Communicator (communicator) wrote,
Communicator
communicator

Breaking Bad and the critique of masculinity

This season of Breaking Bad has developed, as I expected, into a tug of war between Walt and Gus, over Jesse as the prize. Obviously I eroticise this rivalry, and I am comfortable with this reading being a personal one - my slash goggles - and not trying to argue that this is the real or central meaning of the story.

And yet, the use of language and the structure of scenes aligns very tightly to my idiosyncratic reading. And BB is a show where cinematic and script elements are carefully developed, so that meaning is conveyed at several levels in every scene. That's its distinctive characteristic as a show. So I feel tension which inhibits me writing about the show, because it seems ridiculous. It would be ridiculous to say 'This is a show written entirely around this crypto-erotic relationship which only people who agree with me can see'. But it would also be mistaken for a viewer hostile to my reading to say that 'You are reading too much into words and images which have no additional meaning.'

So, struggling with this tension, I conclude that the storyline aligns so well with my reading because the drama - like the viewer - is reacting to the exclusion and diminishment of the female role, by projecting everything onto male characters.

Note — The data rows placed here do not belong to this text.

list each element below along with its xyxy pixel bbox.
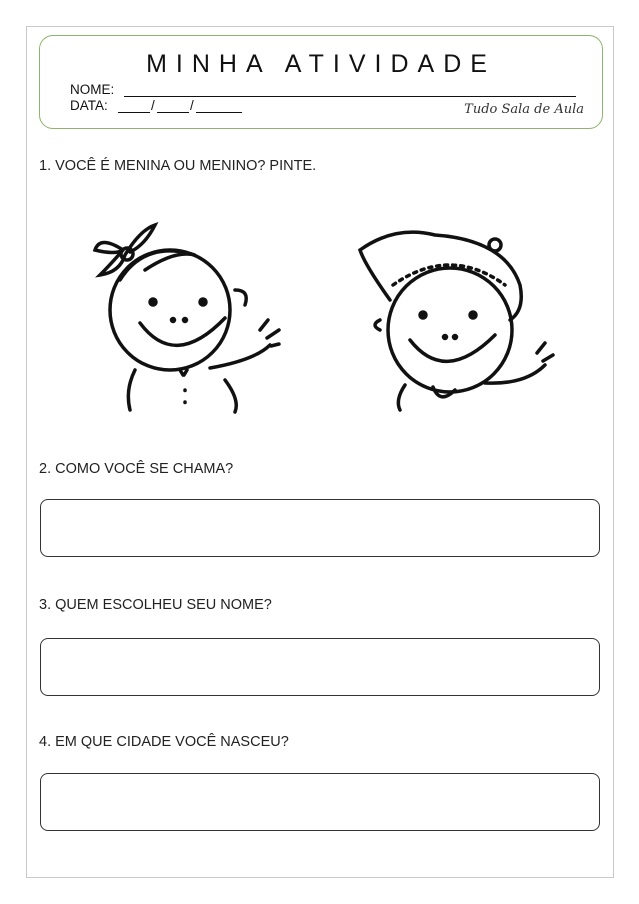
- date-year-line[interactable]: [196, 112, 242, 113]
- logo: Tudo Sala de Aula: [464, 102, 584, 117]
- boy-drawing[interactable]: [355, 225, 560, 415]
- girl-drawing[interactable]: [85, 220, 285, 415]
- question-3: 3. QUEM ESCOLHEU SEU NOME?: [39, 597, 272, 613]
- question-1: 1. VOCÊ É MENINA OU MENINO? PINTE.: [39, 158, 317, 174]
- name-label: NOME:: [70, 82, 115, 97]
- worksheet-page: [26, 26, 614, 878]
- name-line[interactable]: [124, 96, 576, 97]
- question-4: 4. EM QUE CIDADE VOCÊ NASCEU?: [39, 734, 289, 750]
- page-title: MINHA ATIVIDADE: [146, 50, 496, 78]
- date-label: DATA:: [70, 98, 108, 113]
- header-box: [39, 35, 603, 129]
- question-2: 2. COMO VOCÊ SE CHAMA?: [39, 461, 234, 477]
- answer-4-field[interactable]: [40, 773, 600, 831]
- date-month-line[interactable]: [157, 112, 189, 113]
- answer-3-field[interactable]: [40, 638, 600, 696]
- date-separator: /: [190, 98, 194, 113]
- date-separator: /: [151, 98, 155, 113]
- date-day-line[interactable]: [118, 112, 150, 113]
- answer-2-field[interactable]: [40, 499, 600, 557]
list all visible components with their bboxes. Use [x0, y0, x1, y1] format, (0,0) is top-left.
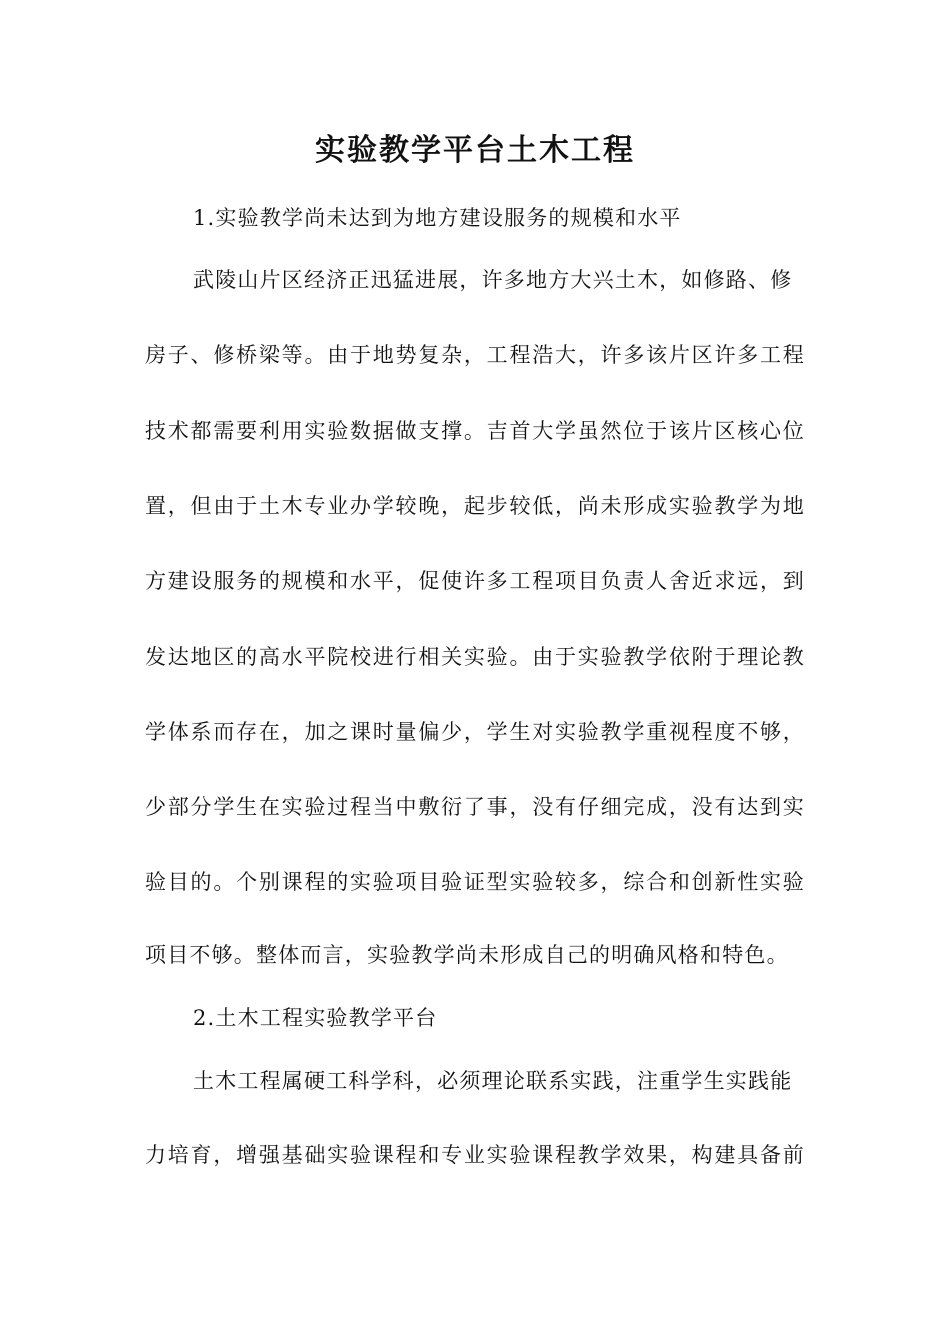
paragraph-1-line: 技术都需要利用实验数据做支撑。吉首大学虽然位于该片区核心位: [145, 419, 805, 443]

I am not speaking for all female viewers but I identify with male characters, and project sexual feeling onto male relationships, because the portrayal of female characters and m-f relationships is so unsatisfactory and unnatural to me. I think both men and women want equal relationship - or let me rather say a power-relationship that lives organically in the personal strengths and bonds of the individuals. Anyway, it's a big subject which I can't do justice to in a brief paragraph. Suffice to say: because of limitations in the role of women on TV most meaningful relationships have to be between men.

Amanda Marcotte wrote a piece recently arguing that the new ultra-quality TV drama which we are experiencing at the moment - Breaking Bad, The Wire and Mad Men - presents an account of masculinity in the context of the failure of the old ways of being male.

I agree, and yet these shows must develop that theme within an overall dramatic environment which dampens and cramps the female characters. How they deal with this tension is various.

In the case of Breaking Bad many of the characteristics of an abusive but intense relationship are dramatised and acted out between the male characters. I think this is deliberate. Writing in her own blog Amanda says:
My sense that they're being deliberate about their gender criticism was only enhanced in the most recent episode. It was implied in the final scene that Gus is gay, or at least bisexual, and that he was hardened when his partner and lover was murdered. It was simply implied; it may have been that they were just friends. But I don't think so. If I'm right, then they're doing something similar to "The Wire" in making one of the hardest characters on the show gay and queering the whole notion of masculinity. One that I'll point out that Walt is deeply invested in, both in the sense of his role as the patriarch who controls and provides for his family, and in his sense that by being a badass criminal, he's finally proven himself as a man in a way that he could not as a schoolteacher.

In the episode which has aired since she wrote this comment we have seen Gus invite Jesse to a private dinner, and Walt react with fury to this: 'Did you see Gus last night, did you spend the evening with Gus?' And this argument cuminating in Walt and Jesse fighting - kicking, biting, punching, bleeding. Virtually every review I have read concludes that this is the end of the relationship between Walt and Jesse. I don't think it is. I think it's an axe to the frozen sea inside Walt. If the relationship between Walt and Jesse were a conventional love relationship (regardless of gender) it would be impossible to free it and develop it through punching each other repeatedly in the face. It's only in the crypto-erotic context of the drama that these issues with violence and love can be worked through.

Or, taking it another way, here we have the anima - the symbolic female soul - embodied in Jesse - and the struggle of abusive masculinity to dominate and control that soul.

So, my conclusion is that Breaking Bad is big enough, and clever enough, to allow me my erotic reading, and not close it down. But more widely I think it is using erotic conventions as part of a complex palette of significators, to try to push drama further than it has gone before.

ETA and talking about the axe to the frozen sea, here is the full quote from Kafka, which sums up how I feel about it:
‘I think we ought to read only books that bite and sting us. If the book we are reading doesn’t shake us awake like a blow on the skull, why bother reading it in the first place? So that it can make us happy, as you put it? ... What we need are books that hit us like a most painful misfortune, like the death of someone we loved more than we love ourselves, that make us feel as though we had been banished to the woods, far from any human presence, like a suicide. A book must be the axe for the frozen sea within us.’